Lettische und litauische Soldaten üben mit dem G36, Foto: Von Ministry of National Defence Republic of Lithuania - http://www.kam.lt/images/7023, GFDL, https://commons.wikimedia.org/w/index.php?curid=9983183Sogar Saudi Arabien kauft G36
Sargs.lv interviewte zudem den HK-Manager Nicola Marinelli. Das Produkt seiner Firma habe in den neunziger Jahren vollständig den Vorgaben entsprochen. Die Waffe sollte ein geringes Gewicht haben und leicht bedienbar sein. Sie sollte unter verschiedenen Umständen funktionieren: Bei Hitze, Kälte, Staub und Dreck. Die ganze Zeit über seien alle mit diesem Gewehr zufrieden gewesen. Doch vor zwei Jahren sei HK informiert worden, dass man bei der Bundeswehr über neue Anforderungen rede. Das deutsche Verteidigungsministerium ließ neue Tests durchführen, die das G36 nicht bestanden habe. Seine Firma sei über die neuen Anforderungen erst vor einigen Monaten unterrichtet worden. Nun wolle das Ministerium ein Gewehr, das 150 Schüsse in 12 Minuten abfeuern könne.

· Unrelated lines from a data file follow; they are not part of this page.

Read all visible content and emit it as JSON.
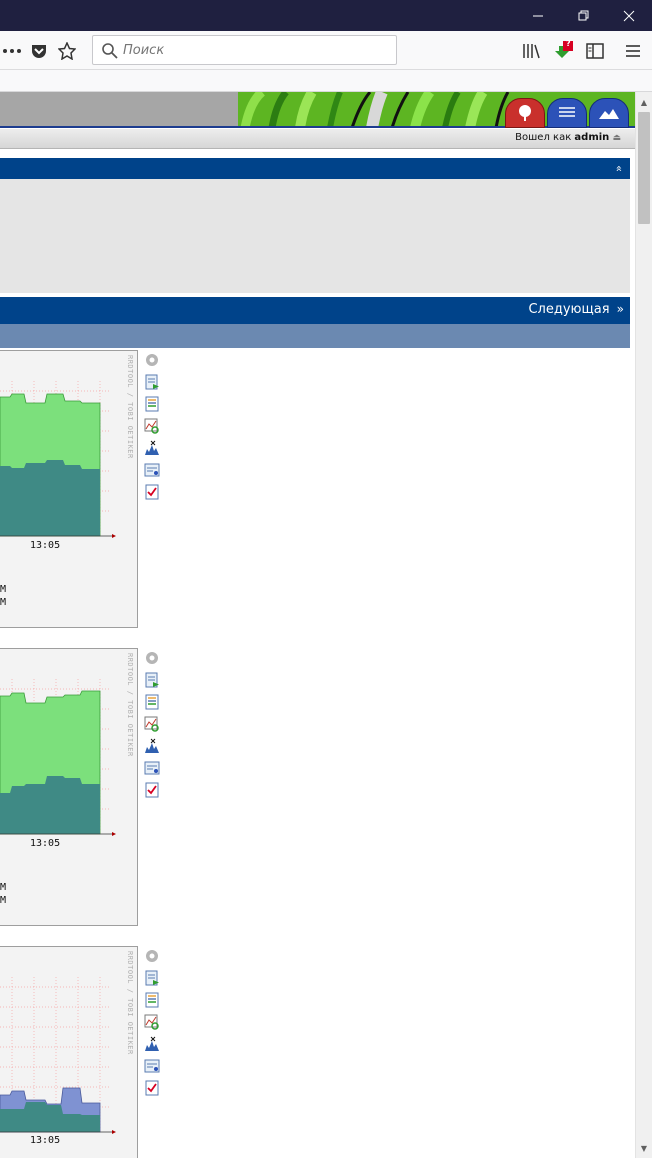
{
  "browser": {
    "search_placeholder": "Поиск",
    "window_controls": [
      "minimize-icon",
      "restore-icon",
      "close-icon"
    ],
    "toolbar_icons": [
      "more-icon",
      "pocket-icon",
      "star-icon",
      "library-icon",
      "download-icon",
      "sidebar-icon",
      "menu-icon"
    ],
    "download_badge": "?"
  },
  "header": {
    "user_prefix": "Вошел как",
    "user_name": "admin",
    "logout_glyph": "⏏",
    "tabs": [
      "tree-icon",
      "list-icon",
      "mountain-icon"
    ]
  },
  "panel1": {
    "collapse_glyph": "»"
  },
  "pager": {
    "next_label": "Следующая",
    "next_glyph": "»"
  },
  "graphs": [
    {
      "time_label": "13:05",
      "side_label": "RRDTOOL / TOBI OETIKER",
      "legend": [
        "M",
        "M"
      ]
    },
    {
      "time_label": "13:05",
      "side_label": "RRDTOOL / TOBI OETIKER",
      "legend": [
        "M",
        "M"
      ]
    },
    {
      "time_label": "13:05",
      "side_label": "RRDTOOL / TOBI OETIKER",
      "legend": []
    }
  ],
  "tool_icons": [
    "gear-icon",
    "export-icon",
    "list-icon",
    "zoom-icon",
    "spikekill-icon",
    "properties-icon",
    "check-icon"
  ],
  "colors": {
    "accent": "#00438a",
    "subbar": "#6b89b1",
    "graph_green": "#7ce07c",
    "graph_teal": "#3f8a85",
    "graph_blue": "#7f92d2"
  }
}
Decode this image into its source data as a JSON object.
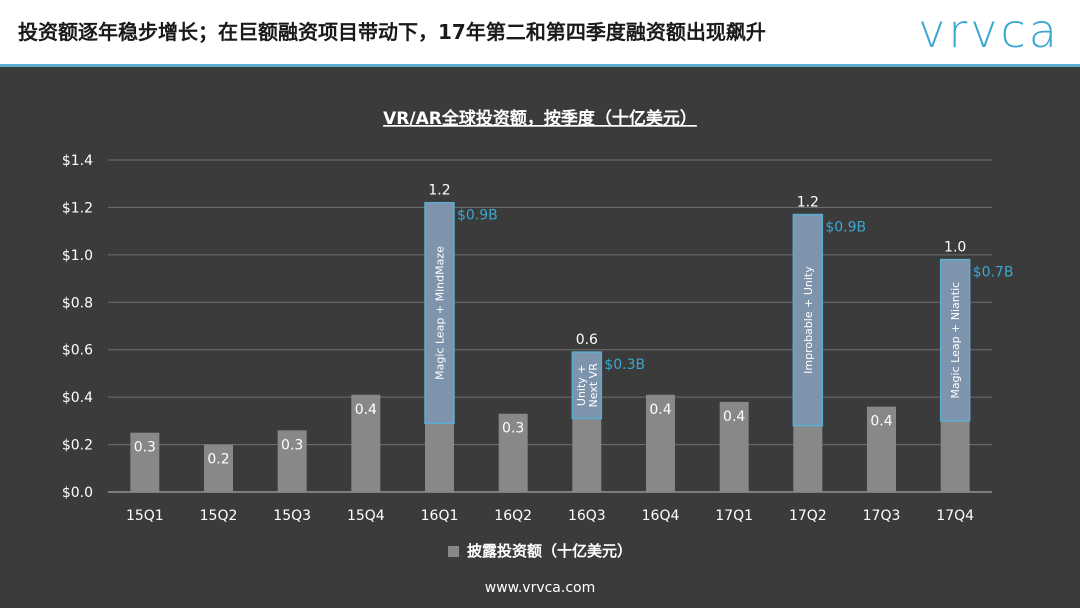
{
  "header": {
    "title": "投资额逐年稳步增长；在巨额融资项目带动下，17年第二和第四季度融资额出现飙升",
    "logo": "vrvca"
  },
  "footer": {
    "url": "www.vrvca.com"
  },
  "colors": {
    "background": "#3b3b3b",
    "bar_base": "#888888",
    "bar_highlight": "#7e94ad",
    "highlight_border": "#5aaecf",
    "delta_label": "#3aa7cf",
    "header_line": "#5aaecf"
  },
  "chart_data": {
    "type": "bar",
    "title": "VR/AR全球投资额，按季度（十亿美元）",
    "ylim": [
      0,
      1.4
    ],
    "yticks": [
      "$0.0",
      "$0.2",
      "$0.4",
      "$0.6",
      "$0.8",
      "$1.0",
      "$1.2",
      "$1.4"
    ],
    "ytick_values": [
      0,
      0.2,
      0.4,
      0.6,
      0.8,
      1.0,
      1.2,
      1.4
    ],
    "grid": true,
    "legend": {
      "position": "bottom",
      "label": "披露投资额（十亿美元）"
    },
    "categories": [
      "15Q1",
      "15Q2",
      "15Q3",
      "15Q4",
      "16Q1",
      "16Q2",
      "16Q3",
      "16Q4",
      "17Q1",
      "17Q2",
      "17Q3",
      "17Q4"
    ],
    "series": [
      {
        "name": "披露投资额（十亿美元）",
        "values": [
          0.25,
          0.2,
          0.26,
          0.41,
          1.22,
          0.33,
          0.59,
          0.41,
          0.38,
          1.17,
          0.36,
          0.98
        ],
        "labels": [
          "0.3",
          "0.2",
          "0.3",
          "0.4",
          "1.2",
          "0.3",
          "0.6",
          "0.4",
          "0.4",
          "1.2",
          "0.4",
          "1.0"
        ]
      }
    ],
    "highlights": [
      {
        "category": "16Q1",
        "base": 0.29,
        "top": 1.22,
        "delta_label": "$0.9B",
        "text": "Magic Leap + MindMaze"
      },
      {
        "category": "16Q3",
        "base": 0.31,
        "top": 0.59,
        "delta_label": "$0.3B",
        "text": "Unity + Next VR"
      },
      {
        "category": "17Q2",
        "base": 0.28,
        "top": 1.17,
        "delta_label": "$0.9B",
        "text": "Improbable + Unity"
      },
      {
        "category": "17Q4",
        "base": 0.3,
        "top": 0.98,
        "delta_label": "$0.7B",
        "text": "Magic Leap + Niantic"
      }
    ]
  }
}
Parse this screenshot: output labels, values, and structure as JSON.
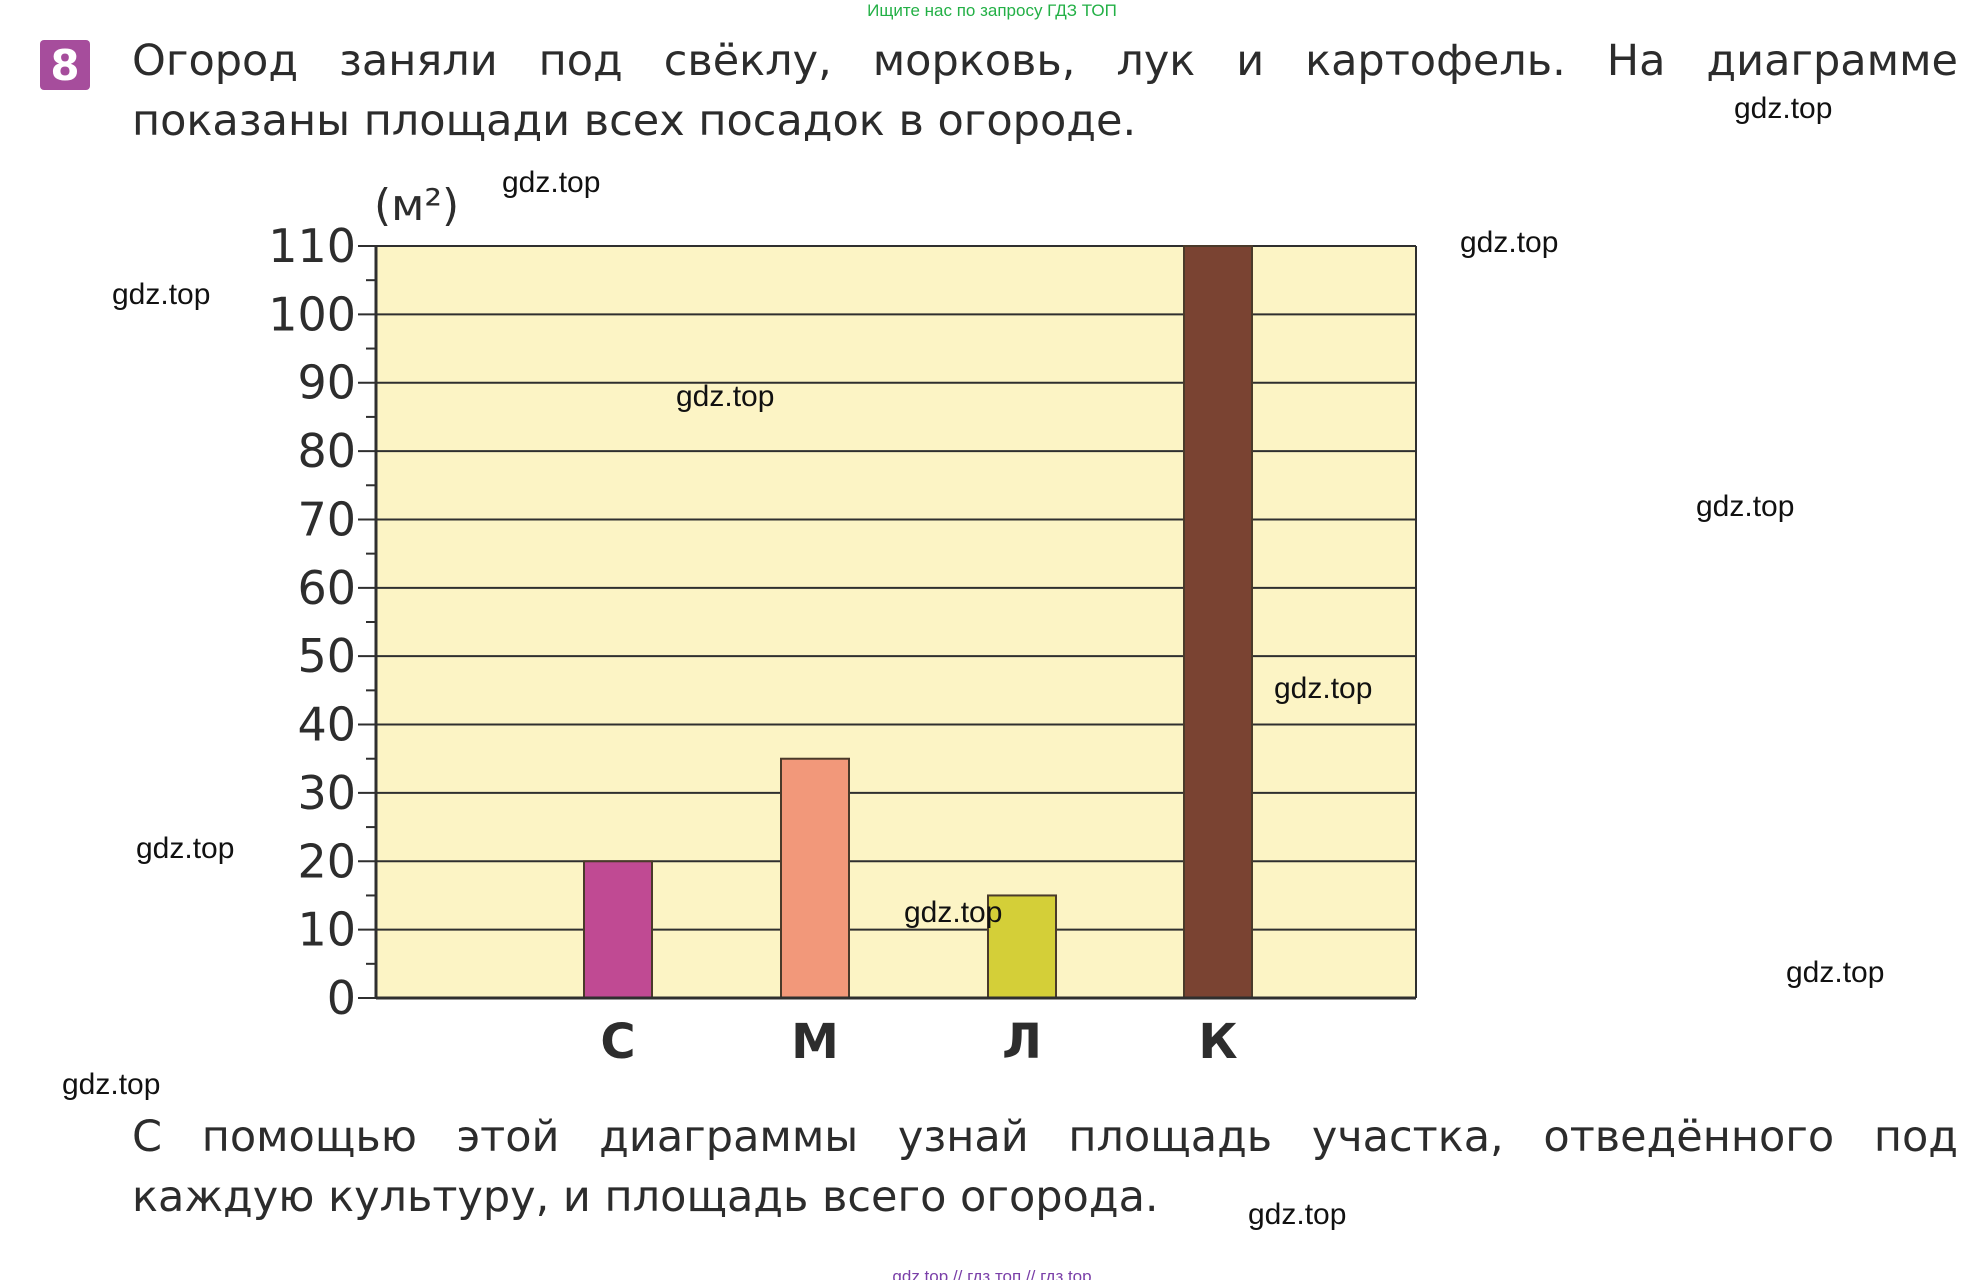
{
  "header_note": "Ищите нас по запросу ГДЗ ТОП",
  "exercise_number": "8",
  "task_lines": [
    "Огород заняли под свёклу, морковь, лук и картофель. На диаграмме",
    "показаны площади всех посадок в огороде."
  ],
  "question_lines": [
    "С помощью этой диаграммы узнай площадь участка, отведённого под",
    "каждую культуру, и площадь всего огорода."
  ],
  "watermarks": [
    "gdz.top",
    "gdz.top",
    "gdz.top",
    "gdz.top",
    "gdz.top",
    "gdz.top",
    "gdz.top",
    "gdz.top",
    "gdz.top",
    "gdz.top",
    "gdz.top",
    "gdz.top"
  ],
  "footer_note": "gdz top // гдз топ // гдз top",
  "colors": {
    "plot_background": "#fcf4c5",
    "gridline": "#2f2f2f",
    "badge": "#a64d9c",
    "bar_s": "#c04a93",
    "bar_m": "#f2987a",
    "bar_l": "#d4cf38",
    "bar_k": "#7a4332"
  },
  "chart_data": {
    "type": "bar",
    "unit_label": "(м²)",
    "categories": [
      "С",
      "М",
      "Л",
      "К"
    ],
    "values": [
      20,
      35,
      15,
      110
    ],
    "bar_colors": [
      "#c04a93",
      "#f2987a",
      "#d4cf38",
      "#7a4332"
    ],
    "ylim": [
      0,
      110
    ],
    "yticks": [
      0,
      10,
      20,
      30,
      40,
      50,
      60,
      70,
      80,
      90,
      100,
      110
    ],
    "grid": true
  }
}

Dabei solle die Trefferwahrscheinlichkeit auch bei kleinen Zielen über 90 Prozent liegen, auch wenn sich die Waffe nach Dauerfeuer erhitze. Das G36 konnte diese Trefferquote nicht erreichen und darüber sei die Presse informiert worden. Zugleich habe das Ministerium vier Kommissionen gebildet und in keiner konnten Probleme mit dem Standardgewehr festgestellt werden. Unter den 400 Befragten seien Bundeswehrangehörige in Afghanistan gewesen. Alle hätten bekundet, der Waffe hundertprozentig zu vertrauen. Auf die Frage, ob man das Gewehr auch in Mali benutzen könne, wo auch lettische Soldaten im Einsatz sind, meinte Marinelli, dass auch die Spanier es unter den heißen klimatischen Umständen ihres Landes ohne Beschwerden einsetzten. Die Deutschen hätten 20.000 Exemplare den kurdischen Peschmerga geliefert, um gegen den „Islamischen Staat“ zu kämpfen. Die Kurden seien zufrieden. HK habe die G36 auch an Saudi Arabien geliefert und die Käufer ermuntert, eigene Tests durchzuführen. In allen 35 Staaten, deren Armeen die HK-Waffe benutzten, habe es keine Probleme gegeben, auch in der Bundeswehr nicht. HK habe nun einen ersten Prototyp entwickelt, der den neuen Kriterien entsprechen soll. Marinelli wollte das Gewehr nicht als Verbesserung bezeichnen, es entspreche lediglich den veränderten Vorgaben. Dafür müsse man Plastik durch Aluminium ersetzen und den Kühlmechanismus verbessern, das bedeute, dass die neue G36 schwerer werde. Die Letten wollen die leichtere Version der G36 behalten. Da das Gewehr 20 Jahre lang Garantie hat, wird ein Austausch erst im Jahre 2026 aktuell.